Samuel Richardson’s Unrealistic Pamela
Pamela and Shamela are the books where the same character is portrayed in a radically different ways. I have chosen these two books for my final paper. My aim in the paper will be to convince you that Henry Fielding’s parody is more than an inversion of Pamela, it is an exposure to Samuel Richardson’s use of unreliable language to show the realistic image of virtue.
Pamela is a book written in an epistolary form where our protagonist is displayed as virtuous, young yet courageous. It is a widely popular story where a young maid falls victim of sexual harassment by her master who belongs to an upper social class. With the series of the epistles, she walks us through numerous innocent attempts of her that results not only in the successful transformations of an evil rich squire into a gentlemen but also a life of poor fifteen year old maid that ends with happily ever after. On the other hand, Shamela is although written in an epistolary form, however consists of letters from characters involved in and out of the story. The same girl Pamela by Samuel Richardson is unveiled as the exact opposite by Henry Fielding. Shamela is exposed as a crafty, cunning, unfaithful and wholly designing gold digger.

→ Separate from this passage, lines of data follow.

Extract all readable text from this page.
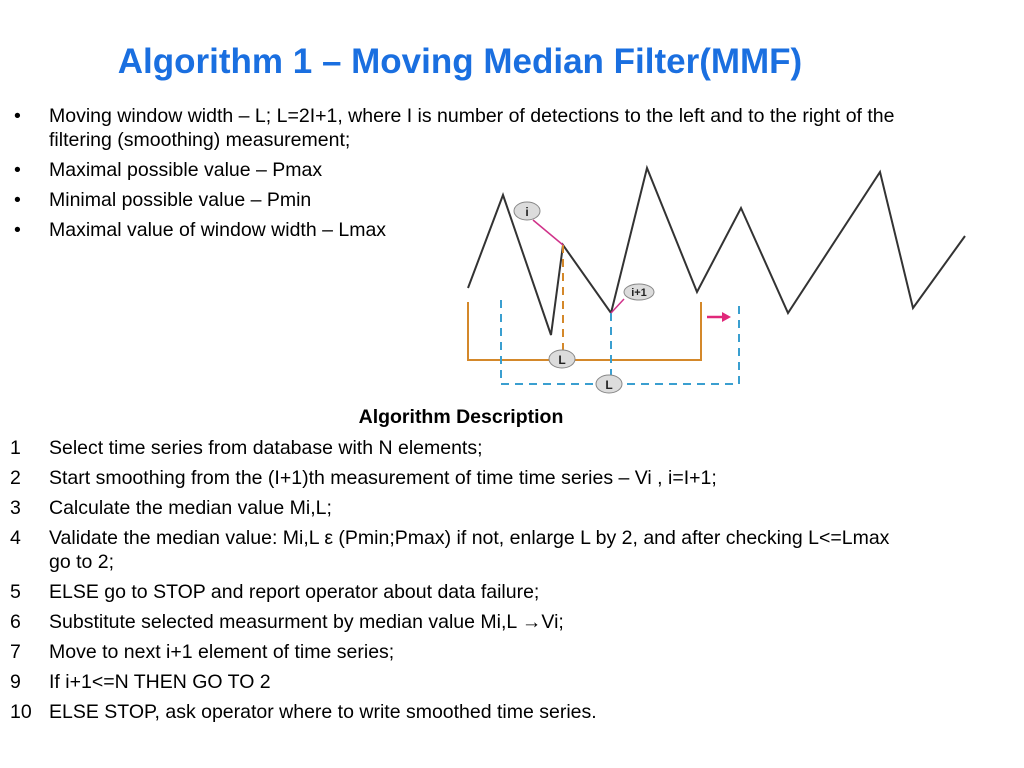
Algorithm 1 – Moving Median Filter(MMF)
• Moving window width – L; L=2I+1, where I is number of detections to the left and to the right of the filtering (smoothing) measurement;
• Maximal possible value – Pmax
• Minimal possible value – Pmin
• Maximal value of window width – Lmax
i
i+1
L
L
Algorithm Description
1 Select time series from database with N elements;
2 Start smoothing from the (I+1)th measurement of time time series – Vi , i=I+1;
3 Calculate the median value Mi,L;
4 Validate the median value: Mi,L ε (Pmin;Pmax) if not, enlarge L by 2, and after checking L<=Lmax go to 2;
5 ELSE go to STOP and report operator about data failure;
6 Substitute selected measurment by median value Mi,L →Vi;
7 Move to next i+1 element of time series;
9 If i+1<=N THEN GO TO 2
10 ELSE STOP, ask operator where to write smoothed time series.
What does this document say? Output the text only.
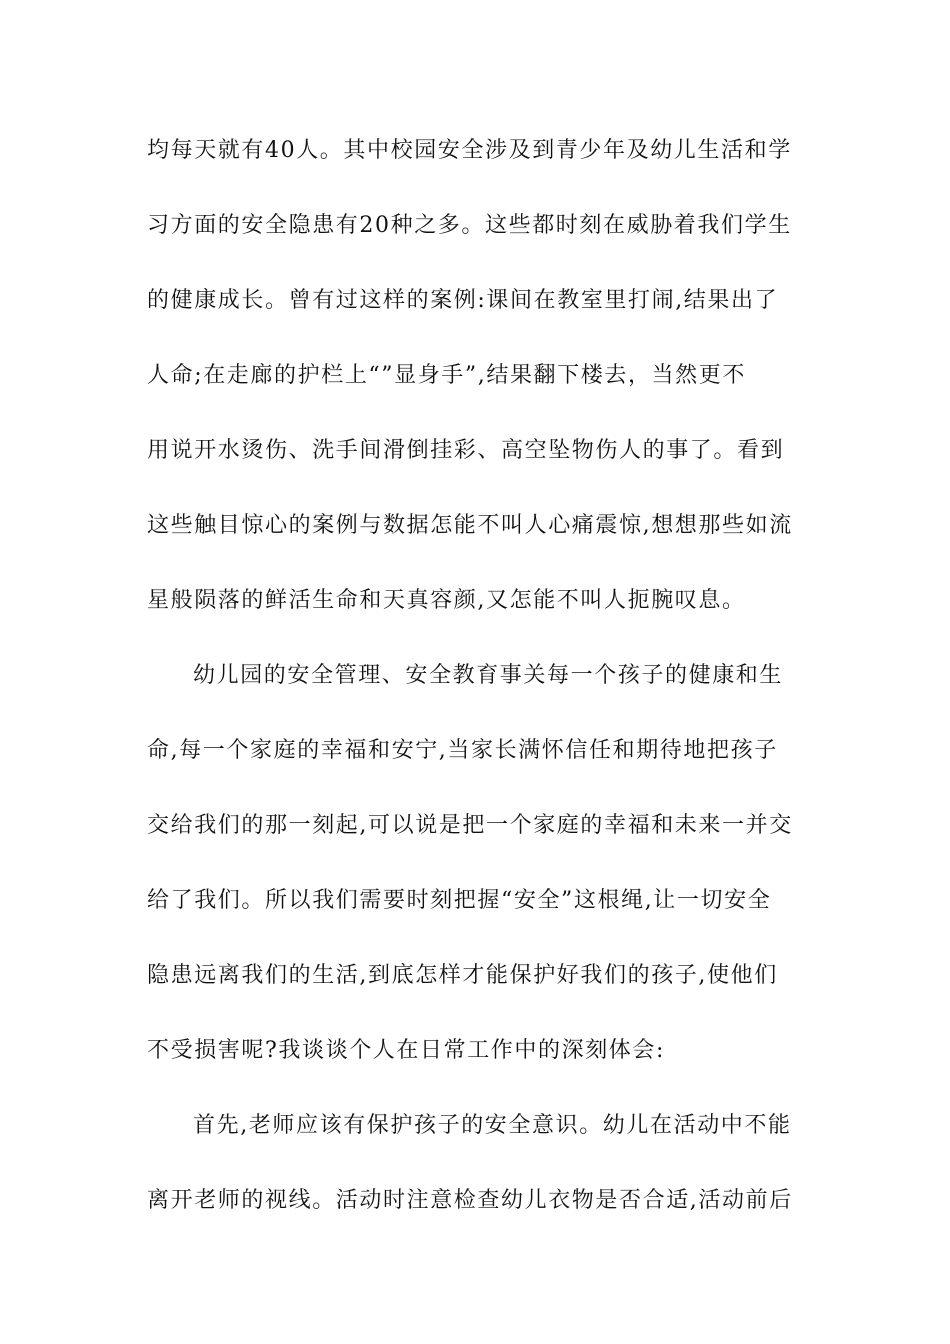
均每天就有40人。其中校园安全涉及到青少年及幼儿生活和学
习方面的安全隐患有20种之多。这些都时刻在威胁着我们学生
的健康成长。曾有过这样的案例:课间在教室里打闹,结果出了
人命;在走廊的护栏上“”显身手”,结果翻下楼去，当然更不
用说开水烫伤、洗手间滑倒挂彩、高空坠物伤人的事了。看到
这些触目惊心的案例与数据怎能不叫人心痛震惊,想想那些如流
星般陨落的鲜活生命和天真容颜,又怎能不叫人扼腕叹息。
幼儿园的安全管理、安全教育事关每一个孩子的健康和生
命,每一个家庭的幸福和安宁,当家长满怀信任和期待地把孩子
交给我们的那一刻起,可以说是把一个家庭的幸福和未来一并交
给了我们。所以我们需要时刻把握“安全”这根绳,让一切安全
隐患远离我们的生活,到底怎样才能保护好我们的孩子,使他们
不受损害呢?我谈谈个人在日常工作中的深刻体会:
首先,老师应该有保护孩子的安全意识。幼儿在活动中不能
离开老师的视线。活动时注意检查幼儿衣物是否合适,活动前后
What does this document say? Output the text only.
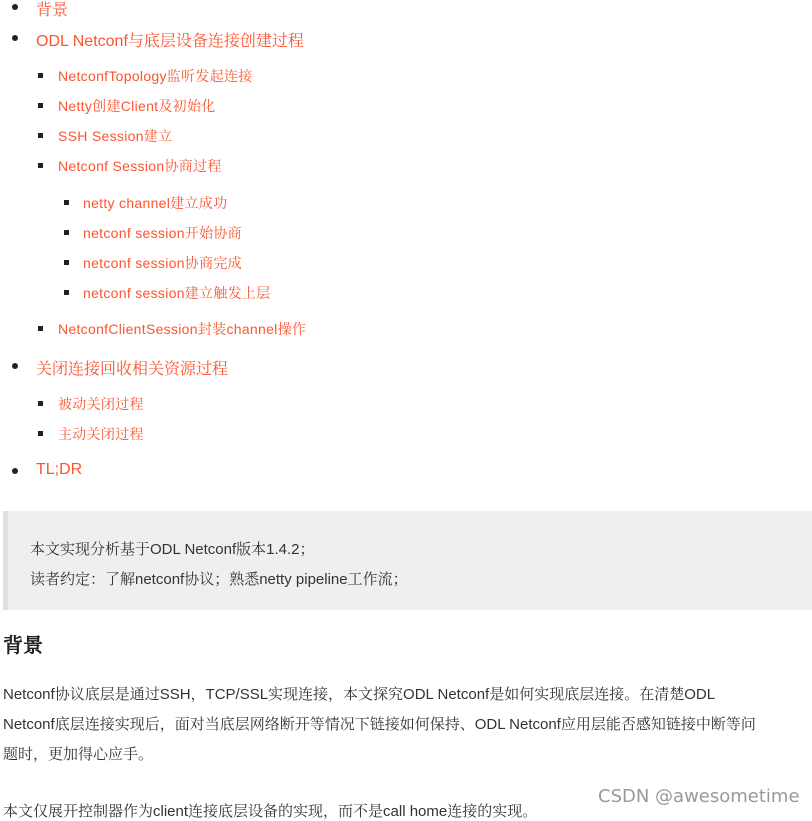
背景
ODL Netconf与底层设备连接创建过程
NetconfTopology监听发起连接
Netty创建Client及初始化
SSH Session建立
Netconf Session协商过程
netty channel建立成功
netconf session开始协商
netconf session协商完成
netconf session建立触发上层
NetconfClientSession封装channel操作
关闭连接回收相关资源过程
被动关闭过程
主动关闭过程
TL;DR

本文实现分析基于ODL Netconf版本1.4.2；

读者约定：了解netconf协议；熟悉netty pipeline工作流；

背景

Netconf协议底层是通过SSH，TCP/SSL实现连接，本文探究ODL Netconf是如何实现底层连接。在清楚ODL

Netconf底层连接实现后，面对当底层网络断开等情况下链接如何保持、ODL Netconf应用层能否感知链接中断等问

题时，更加得心应手。

本文仅展开控制器作为client连接底层设备的实现，而不是call home连接的实现。

CSDN @awesometime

Henry Fielding is painting a picture of a young and so called virtuous servant whose resemblance to Pamela is slim to none. However, I think Fielding’s parody of Richardson’s Pamela is not what it seems in the public eye. It could be said that Henry Fielding is urging his readers to come to senses that the one deceiving the world isn’t Pamela but Samuel Richardson.
In Pamela, Richardson follows a technique where the heroine of the story writes letters in the present tense. This is Richardson’s style of “writing in the moment”. I will be using excerpts from Fielding’s Shamela to show the falsity in the idea of “writing to the moment” that Richardson follows . As Pamela is a collection of number of letters, it simply sugar-coats the vulgarity in the form of romance or disguises it without the use of an explicit language. I will be analyzing it deeper and interpreting the real meaning of it in the words as mentioned in Fielding’s Shamela. Moreover, taking characters just as it is from Pamela with slight changes in their names or persona such as Shamela instead of Pamela, Mr. Booby instead of Mr. B, old righteous mother of Pamela into conniving woman which is another way of Fielding’s stripping away the characters to help readers deal with the recognition problems.
Furthermore, Henry Fielding’s Shamela to me is a representation of erotic romance novel to some extent more than just a parody. I think it is Fielding’s striking way of bone picking with Richardson. The use of explicit language within the story and morally undermining Shamela as an anti-heroine invokes the idea of how strongly Fielding is disturbed by the unrealistic concept of virtue that Richardson has abused to fool his readers.